Soluções rodoviaristas

O século XX foi o século do automóvel, mas não foi por acaso. Muita gente ganhou muito dinheiro promovendo a (i)mobilidade urbana do transporte individual motorizado.

Um dos maiores exemplos da mentalidade rodoviarista do século passado foi Robert Moses, homem quem gentrificou Nova Iorque e elaborou um plano de “avenidas parque” que “renovou” a metrópole através da expulsão dos mais pobres e abriu caminho para a circulação motorizada em detrimento de qualquer coisa que estivesse no caminho.
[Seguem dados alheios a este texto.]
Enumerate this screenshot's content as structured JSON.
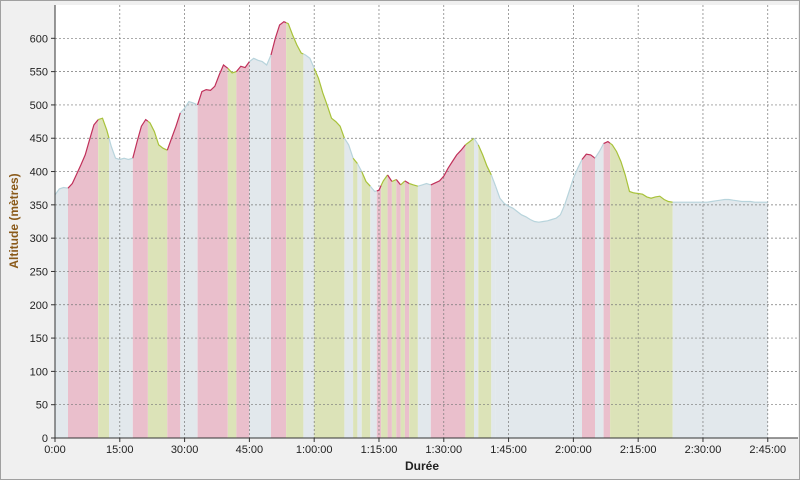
{
  "chart_data": {
    "type": "area",
    "xlabel": "Durée",
    "ylabel": "Altitude (mètres)",
    "xlim": [
      0,
      172
    ],
    "ylim": [
      0,
      650
    ],
    "grid": true,
    "x_ticks": [
      {
        "value": 0,
        "label": "0:00"
      },
      {
        "value": 15,
        "label": "15:00"
      },
      {
        "value": 30,
        "label": "30:00"
      },
      {
        "value": 45,
        "label": "45:00"
      },
      {
        "value": 60,
        "label": "1:00:00"
      },
      {
        "value": 75,
        "label": "1:15:00"
      },
      {
        "value": 90,
        "label": "1:30:00"
      },
      {
        "value": 105,
        "label": "1:45:00"
      },
      {
        "value": 120,
        "label": "2:00:00"
      },
      {
        "value": 135,
        "label": "2:15:00"
      },
      {
        "value": 150,
        "label": "2:30:00"
      },
      {
        "value": 165,
        "label": "2:45:00"
      }
    ],
    "y_ticks": [
      0,
      50,
      100,
      150,
      200,
      250,
      300,
      350,
      400,
      450,
      500,
      550,
      600
    ],
    "colors": {
      "climb_fill": "#eabfcc",
      "climb_line": "#c0305a",
      "descent_fill": "#dce3b8",
      "descent_line": "#a8c23a",
      "flat_fill": "#e2e8ec",
      "flat_line": "#b8d4dc"
    },
    "profile": [
      [
        0,
        365
      ],
      [
        1,
        374
      ],
      [
        2,
        376
      ],
      [
        3,
        375
      ],
      [
        4,
        382
      ],
      [
        5,
        396
      ],
      [
        6,
        410
      ],
      [
        7,
        425
      ],
      [
        8,
        448
      ],
      [
        9,
        470
      ],
      [
        10,
        478
      ],
      [
        11,
        480
      ],
      [
        12,
        462
      ],
      [
        13,
        438
      ],
      [
        14,
        420
      ],
      [
        15,
        418
      ],
      [
        16,
        420
      ],
      [
        17,
        418
      ],
      [
        18,
        420
      ],
      [
        19,
        445
      ],
      [
        20,
        468
      ],
      [
        21,
        478
      ],
      [
        22,
        473
      ],
      [
        23,
        460
      ],
      [
        24,
        440
      ],
      [
        25,
        435
      ],
      [
        26,
        432
      ],
      [
        27,
        450
      ],
      [
        28,
        468
      ],
      [
        29,
        488
      ],
      [
        30,
        495
      ],
      [
        31,
        505
      ],
      [
        32,
        503
      ],
      [
        33,
        500
      ],
      [
        34,
        520
      ],
      [
        35,
        523
      ],
      [
        36,
        522
      ],
      [
        37,
        528
      ],
      [
        38,
        545
      ],
      [
        39,
        560
      ],
      [
        40,
        555
      ],
      [
        41,
        548
      ],
      [
        42,
        550
      ],
      [
        43,
        558
      ],
      [
        44,
        556
      ],
      [
        45,
        565
      ],
      [
        46,
        570
      ],
      [
        47,
        567
      ],
      [
        48,
        565
      ],
      [
        49,
        560
      ],
      [
        50,
        575
      ],
      [
        51,
        600
      ],
      [
        52,
        620
      ],
      [
        53,
        625
      ],
      [
        54,
        622
      ],
      [
        55,
        605
      ],
      [
        56,
        590
      ],
      [
        57,
        578
      ],
      [
        58,
        575
      ],
      [
        59,
        570
      ],
      [
        60,
        555
      ],
      [
        61,
        540
      ],
      [
        62,
        518
      ],
      [
        63,
        500
      ],
      [
        64,
        480
      ],
      [
        65,
        475
      ],
      [
        66,
        468
      ],
      [
        67,
        450
      ],
      [
        68,
        440
      ],
      [
        69,
        420
      ],
      [
        70,
        412
      ],
      [
        71,
        400
      ],
      [
        72,
        385
      ],
      [
        73,
        378
      ],
      [
        74,
        370
      ],
      [
        75,
        372
      ],
      [
        76,
        386
      ],
      [
        77,
        395
      ],
      [
        78,
        385
      ],
      [
        79,
        388
      ],
      [
        80,
        380
      ],
      [
        81,
        386
      ],
      [
        82,
        382
      ],
      [
        83,
        380
      ],
      [
        84,
        378
      ],
      [
        85,
        380
      ],
      [
        86,
        382
      ],
      [
        87,
        380
      ],
      [
        88,
        383
      ],
      [
        89,
        386
      ],
      [
        90,
        393
      ],
      [
        91,
        405
      ],
      [
        92,
        415
      ],
      [
        93,
        425
      ],
      [
        94,
        432
      ],
      [
        95,
        440
      ],
      [
        96,
        445
      ],
      [
        97,
        450
      ],
      [
        98,
        440
      ],
      [
        99,
        425
      ],
      [
        100,
        408
      ],
      [
        101,
        395
      ],
      [
        102,
        378
      ],
      [
        103,
        360
      ],
      [
        104,
        352
      ],
      [
        105,
        348
      ],
      [
        106,
        345
      ],
      [
        107,
        340
      ],
      [
        108,
        335
      ],
      [
        109,
        332
      ],
      [
        110,
        328
      ],
      [
        111,
        325
      ],
      [
        112,
        324
      ],
      [
        113,
        325
      ],
      [
        114,
        326
      ],
      [
        115,
        328
      ],
      [
        116,
        330
      ],
      [
        117,
        335
      ],
      [
        118,
        350
      ],
      [
        119,
        370
      ],
      [
        120,
        390
      ],
      [
        121,
        405
      ],
      [
        122,
        418
      ],
      [
        123,
        426
      ],
      [
        124,
        425
      ],
      [
        125,
        420
      ],
      [
        126,
        430
      ],
      [
        127,
        442
      ],
      [
        128,
        445
      ],
      [
        129,
        440
      ],
      [
        130,
        430
      ],
      [
        131,
        415
      ],
      [
        132,
        395
      ],
      [
        133,
        370
      ],
      [
        134,
        368
      ],
      [
        135,
        367
      ],
      [
        136,
        366
      ],
      [
        137,
        362
      ],
      [
        138,
        360
      ],
      [
        139,
        362
      ],
      [
        140,
        363
      ],
      [
        141,
        358
      ],
      [
        142,
        355
      ],
      [
        143,
        354
      ],
      [
        144,
        354
      ],
      [
        145,
        354
      ],
      [
        146,
        354
      ],
      [
        147,
        354
      ],
      [
        148,
        354
      ],
      [
        149,
        354
      ],
      [
        150,
        354
      ],
      [
        151,
        354
      ],
      [
        152,
        355
      ],
      [
        153,
        356
      ],
      [
        154,
        357
      ],
      [
        155,
        358
      ],
      [
        156,
        358
      ],
      [
        157,
        357
      ],
      [
        158,
        356
      ],
      [
        159,
        355
      ],
      [
        160,
        355
      ],
      [
        161,
        355
      ],
      [
        162,
        354
      ],
      [
        163,
        354
      ],
      [
        164,
        354
      ],
      [
        165,
        354
      ]
    ],
    "segments": [
      [
        0,
        3,
        "flat"
      ],
      [
        3,
        10,
        "climb"
      ],
      [
        10,
        12.5,
        "descent"
      ],
      [
        12.5,
        15,
        "flat"
      ],
      [
        15,
        18,
        "flat"
      ],
      [
        18,
        21.5,
        "climb"
      ],
      [
        21.5,
        26,
        "descent"
      ],
      [
        26,
        29,
        "climb"
      ],
      [
        29,
        33,
        "flat"
      ],
      [
        33,
        40,
        "climb"
      ],
      [
        40,
        42,
        "descent"
      ],
      [
        42,
        45,
        "climb"
      ],
      [
        45,
        50,
        "flat"
      ],
      [
        50,
        53.5,
        "climb"
      ],
      [
        53.5,
        57.5,
        "descent"
      ],
      [
        57.5,
        60,
        "flat"
      ],
      [
        60,
        67,
        "descent"
      ],
      [
        67,
        69,
        "flat"
      ],
      [
        69,
        70,
        "descent"
      ],
      [
        70,
        71,
        "flat"
      ],
      [
        71,
        73,
        "descent"
      ],
      [
        73,
        74.5,
        "flat"
      ],
      [
        74.5,
        75.5,
        "climb"
      ],
      [
        75.5,
        77,
        "descent"
      ],
      [
        77,
        78,
        "climb"
      ],
      [
        78,
        79,
        "descent"
      ],
      [
        79,
        80,
        "climb"
      ],
      [
        80,
        81,
        "descent"
      ],
      [
        81,
        82,
        "climb"
      ],
      [
        82,
        84,
        "descent"
      ],
      [
        84,
        87,
        "flat"
      ],
      [
        87,
        95,
        "climb"
      ],
      [
        95,
        97,
        "descent"
      ],
      [
        97,
        98,
        "flat"
      ],
      [
        98,
        101,
        "descent"
      ],
      [
        101,
        102,
        "flat"
      ],
      [
        102,
        122,
        "flat"
      ],
      [
        122,
        125,
        "climb"
      ],
      [
        125,
        127,
        "flat"
      ],
      [
        127,
        128.5,
        "climb"
      ],
      [
        128.5,
        143,
        "descent"
      ],
      [
        143,
        165,
        "flat"
      ]
    ]
  }
}
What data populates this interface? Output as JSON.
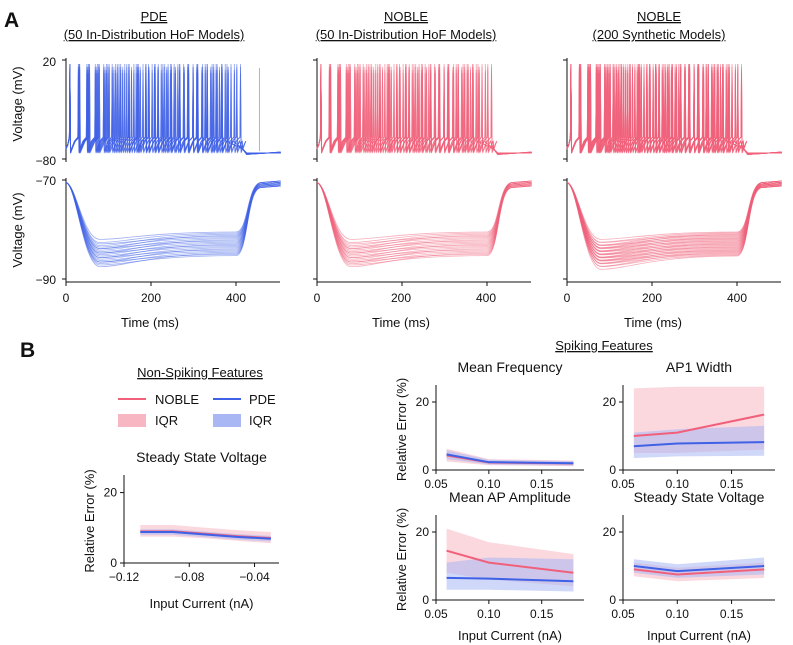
{
  "colors": {
    "noble": "#f0607a",
    "noble_light": "#f7b6c2",
    "pde": "#3f61e6",
    "pde_light": "#a9b8f4",
    "axis": "#111111"
  },
  "panel_a": {
    "letter": "A",
    "columns": [
      {
        "title_line1": "PDE",
        "title_line2": "(50 In-Distribution HoF Models)",
        "color": "#3f61e6"
      },
      {
        "title_line1": "NOBLE",
        "title_line2": "(50 In-Distribution HoF Models)",
        "color": "#f0607a"
      },
      {
        "title_line1": "NOBLE",
        "title_line2": "(200 Synthetic Models)",
        "color": "#f0607a"
      }
    ],
    "top_ylabel": "Voltage (mV)",
    "bottom_ylabel": "Voltage (mV)",
    "top_yticks": [
      "20",
      "−80"
    ],
    "bottom_yticks": [
      "−70",
      "−90"
    ],
    "xticks": [
      "0",
      "200",
      "400"
    ],
    "xlabel": "Time (ms)"
  },
  "panel_b": {
    "letter": "B",
    "nonspiking_heading": "Non-Spiking Features",
    "spiking_heading": "Spiking Features",
    "legend": {
      "noble": "NOBLE",
      "pde": "PDE",
      "iqr1": "IQR",
      "iqr2": "IQR"
    },
    "ylabel": "Relative Error (%)",
    "xlabel": "Input Current (nA)"
  },
  "chart_data": [
    {
      "type": "line",
      "title": "Steady State Voltage",
      "panel": "non-spiking",
      "xlabel": "Input Current (nA)",
      "ylabel": "Relative Error (%)",
      "xlim": [
        -0.12,
        -0.025
      ],
      "ylim": [
        0,
        25
      ],
      "xticks": [
        -0.12,
        -0.08,
        -0.04
      ],
      "xtick_labels": [
        "−0.12",
        "−0.08",
        "−0.04"
      ],
      "yticks": [
        0,
        20
      ],
      "ytick_labels": [
        "0",
        "20"
      ],
      "x": [
        -0.11,
        -0.09,
        -0.07,
        -0.05,
        -0.03
      ],
      "series": [
        {
          "name": "NOBLE",
          "values": [
            9,
            9,
            8.3,
            7.6,
            7.1
          ],
          "iqr_low": [
            7.5,
            7.5,
            7,
            6.3,
            5.6
          ],
          "iqr_high": [
            10.8,
            10.8,
            10,
            9.3,
            8.8
          ]
        },
        {
          "name": "PDE",
          "values": [
            8.8,
            8.8,
            8.1,
            7.4,
            6.9
          ],
          "iqr_low": [
            8,
            8,
            7.3,
            6.6,
            6.1
          ],
          "iqr_high": [
            9.6,
            9.6,
            8.9,
            8.2,
            7.7
          ]
        }
      ]
    },
    {
      "type": "line",
      "title": "Mean Frequency",
      "panel": "spiking",
      "xlabel": "",
      "ylabel": "Relative Error (%)",
      "xlim": [
        0.05,
        0.19
      ],
      "ylim": [
        0,
        25
      ],
      "xticks": [
        0.05,
        0.1,
        0.15
      ],
      "xtick_labels": [
        "0.05",
        "0.10",
        "0.15"
      ],
      "yticks": [
        0,
        20
      ],
      "ytick_labels": [
        "0",
        "20"
      ],
      "x": [
        0.06,
        0.1,
        0.18
      ],
      "series": [
        {
          "name": "NOBLE",
          "values": [
            4.3,
            2.2,
            1.9
          ],
          "iqr_low": [
            2.5,
            1.4,
            1.1
          ],
          "iqr_high": [
            6.3,
            3.2,
            2.8
          ]
        },
        {
          "name": "PDE",
          "values": [
            4.6,
            2.3,
            2.0
          ],
          "iqr_low": [
            3.2,
            1.6,
            1.3
          ],
          "iqr_high": [
            5.8,
            3.0,
            2.6
          ]
        }
      ]
    },
    {
      "type": "line",
      "title": "AP1 Width",
      "panel": "spiking",
      "xlabel": "",
      "ylabel": "",
      "xlim": [
        0.05,
        0.19
      ],
      "ylim": [
        0,
        25
      ],
      "xticks": [
        0.05,
        0.1,
        0.15
      ],
      "xtick_labels": [
        "0.05",
        "0.10",
        "0.15"
      ],
      "yticks": [
        0,
        20
      ],
      "ytick_labels": [
        "0",
        "20"
      ],
      "x": [
        0.06,
        0.1,
        0.18
      ],
      "series": [
        {
          "name": "NOBLE",
          "values": [
            10,
            11,
            16.3
          ],
          "iqr_low": [
            5,
            5,
            6
          ],
          "iqr_high": [
            24,
            24.5,
            24.5
          ]
        },
        {
          "name": "PDE",
          "values": [
            7,
            7.8,
            8.2
          ],
          "iqr_low": [
            3.5,
            4,
            4.2
          ],
          "iqr_high": [
            11,
            12,
            13
          ]
        }
      ]
    },
    {
      "type": "line",
      "title": "Mean AP Amplitude",
      "panel": "spiking",
      "xlabel": "Input Current (nA)",
      "ylabel": "Relative Error (%)",
      "xlim": [
        0.05,
        0.19
      ],
      "ylim": [
        0,
        25
      ],
      "xticks": [
        0.05,
        0.1,
        0.15
      ],
      "xtick_labels": [
        "0.05",
        "0.10",
        "0.15"
      ],
      "yticks": [
        0,
        20
      ],
      "ytick_labels": [
        "0",
        "20"
      ],
      "x": [
        0.06,
        0.1,
        0.18
      ],
      "series": [
        {
          "name": "NOBLE",
          "values": [
            14.5,
            11,
            8
          ],
          "iqr_low": [
            8,
            6,
            4
          ],
          "iqr_high": [
            21,
            17,
            13.5
          ]
        },
        {
          "name": "PDE",
          "values": [
            6.5,
            6.3,
            5.5
          ],
          "iqr_low": [
            3,
            3,
            2.5
          ],
          "iqr_high": [
            11,
            12.5,
            12
          ]
        }
      ]
    },
    {
      "type": "line",
      "title": "Steady State Voltage",
      "panel": "spiking",
      "xlabel": "Input Current (nA)",
      "ylabel": "",
      "xlim": [
        0.05,
        0.19
      ],
      "ylim": [
        0,
        25
      ],
      "xticks": [
        0.05,
        0.1,
        0.15
      ],
      "xtick_labels": [
        "0.05",
        "0.10",
        "0.15"
      ],
      "yticks": [
        0,
        20
      ],
      "ytick_labels": [
        "0",
        "20"
      ],
      "x": [
        0.06,
        0.1,
        0.18
      ],
      "series": [
        {
          "name": "NOBLE",
          "values": [
            9,
            7.5,
            9
          ],
          "iqr_low": [
            7,
            5.5,
            6.5
          ],
          "iqr_high": [
            11,
            9.5,
            11
          ]
        },
        {
          "name": "PDE",
          "values": [
            10,
            8.5,
            10
          ],
          "iqr_low": [
            8,
            6.5,
            7.5
          ],
          "iqr_high": [
            12,
            10.5,
            12.5
          ]
        }
      ]
    }
  ]
}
Em sua biografia Moses explica a diferença entre construir rodovias em terras vazias e no meio da cidade: “A única diferença é que na cidade há mais pessoas atrapalhando o caminho”.

Foi ainda em 1950 que o ilustre rodoviarista, um anti-urbanista por execelência, elaborou  o “Programa de melhoramentos públicos de São Paulo”. Nesse plano, tal qual um profeta do apocalipse, Moses prevê que o número de automóveis iria aumentar muito. A capital paulista tinha 1 carro para cada 32 habitantes, atualmente essa relação é de 1 para 2.

Como solução de “melhoramento” para a cidade, Moses propôs que São Paulo se livrasse de “bondes obsoletos” e na impossibilidade financeira de se construir metrô subterrâneo, adotasse os ônibus. Uma “solução razoável e econômica”, que seria feita através da aquisição de 500 veículos coletivos e claro, melhorias na pavimentação asfáltica.

Nos anos 1950 (e ainda hoje), quando um rodoviarista afirma que são necessários investimentos em transporte público, pode-se deduzir que esperasse a criação de grandes e formosas avenidas que por acaso também poderão ser utilizadas por ônibus, mas que irão beneficiar e aumentar o número de viagens em veículos motorizados particulares.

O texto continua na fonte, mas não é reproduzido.